Gender Violence as “Rumor” – by Bryant CroSs
With that said…
I was walking through the Student Center a few days ago and found myself in a conversation about a woman who was jumped at the Sigma house by 8 men during the Sigma weekend. One of these men are rumored to be affiliated in some way with Essence modeling. One of the people in that conversation confirmed the incident based on the fact that “the woman is in my class”. Because I innately placed it as a “rumor” in my mind, I left it alone. Yet, the same rumor popped up tonight while I was in PMM (Progressive Masculinity Mentors) as another brotha stated he heard the same thing. Now usually, ‘rumor’ was the category I was still going to place this under until I had a ‘moment’ where I realized my patriarchal (male-dominated) thinking.
Why do I so easily dismiss this as ‘rumor’ meaning [possibly not true]? You see, something tells me deep in my soul (women would call this intuition when they know a man is lying or that something just isn’t right) that this really happened. That somewhere on this campus is a woman who was jumped, i.e, hit, beaten, and attacked by 8 men and is sitting in the realm of silence with other women who are attacked but never report it. This reality is still true when my own sister, a junior on this campus, was attacked and it took me a week of talking with her to say something about it. It is true in the phone call I received 2 weeks ago from a friend in St. Louis, whom after a party at her house a guy attempted to rape her (thankfully a friend forgot something and came back to the house which interrupted his attempt). To this day, she has not reported the crime. This reality is true when my cousin, a freshman on this campus, told me of her friend (also a freshman) who was beaten and is currently stalked by a man who doesn’t even attend this university (I will not release names for safety reasons).

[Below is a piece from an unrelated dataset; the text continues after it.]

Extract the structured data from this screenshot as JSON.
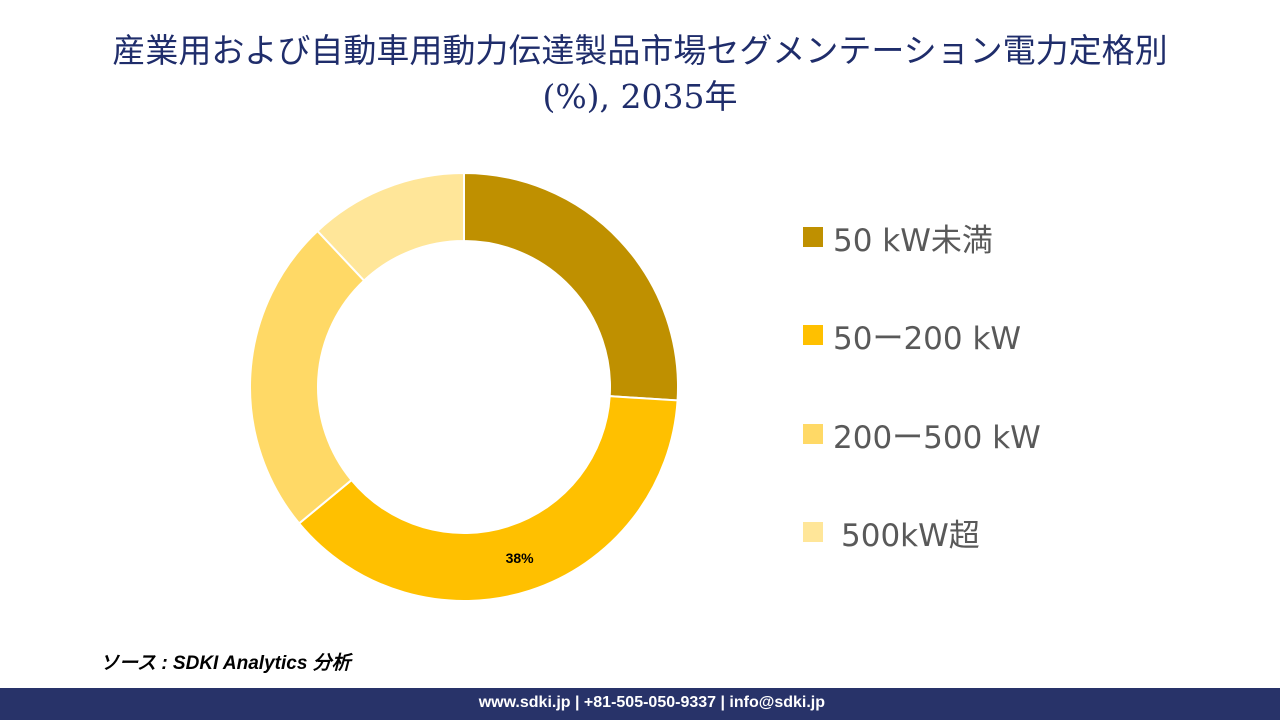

Fact is, this ‘rumor’ category I easily placed this situation RARELY happens when the person that gets jumped is a male. We (as men) will comment, give critique, and analyze every swing, punch, and blow as if we were Charles Barkley commentating on the latest NBA game in every barbershop in town. We will rarely talk about such violence towards a man as if [it possibly never happened].
What about the ‘blame the victim’ routine? Yea, we saw that blame system happen in the Rihanna & Chris Brown case as we justified Chris while demonizing Rihanna under the idea that “She gave him herpes” or “She was acting crazy first” or “She must’ve done something to him”…all conversations I’ve been in with multiple people. I bet the woman who was jumped by 8 men somehow “invited” such a thing. Matter of fact, that is what one of the people in the group conversation stated. According to one member of the conversation she was trying to protect her cousin. Once this was stated, EVERYONE in the group smacked their lips with a sense of “Ahhh”. A sort of relief that we can excuse this violence as another “crazy black woman who should have never….” Fill in the blank.
Violence towards women has always been (1) excused or (2) never talked about at all. There is something in my male body that innately placed this under the ‘rumor’ category. As something meaning not true, and if it did happen, she must’ve invited it which leaves the blame on her. We as men need to check how our male privilege silence women and perpetuates violence towards them. We need to uphold the standard taught by our mothers, grandmothers, elders, etc., that FOR NO REASON should a man (or in this case, 8 men) put their hands on a woman and that the consequences for men who are violent towards women should be just as severe as any other crime enacted towards men (for a man would still get more time car-jacking then domestic or sexual violence. Something is off with that picture). Whoever this sister is, I hope she speaks up despite a patriarchal, white supremacist, male dominated society that tells her to stay quiet because she probably asked for it anyways. I hope we will speak about these incidents of violence towards women and realize that they are happening on campus on a HUGE scale…unless we still believe these are all just ‘rumors’.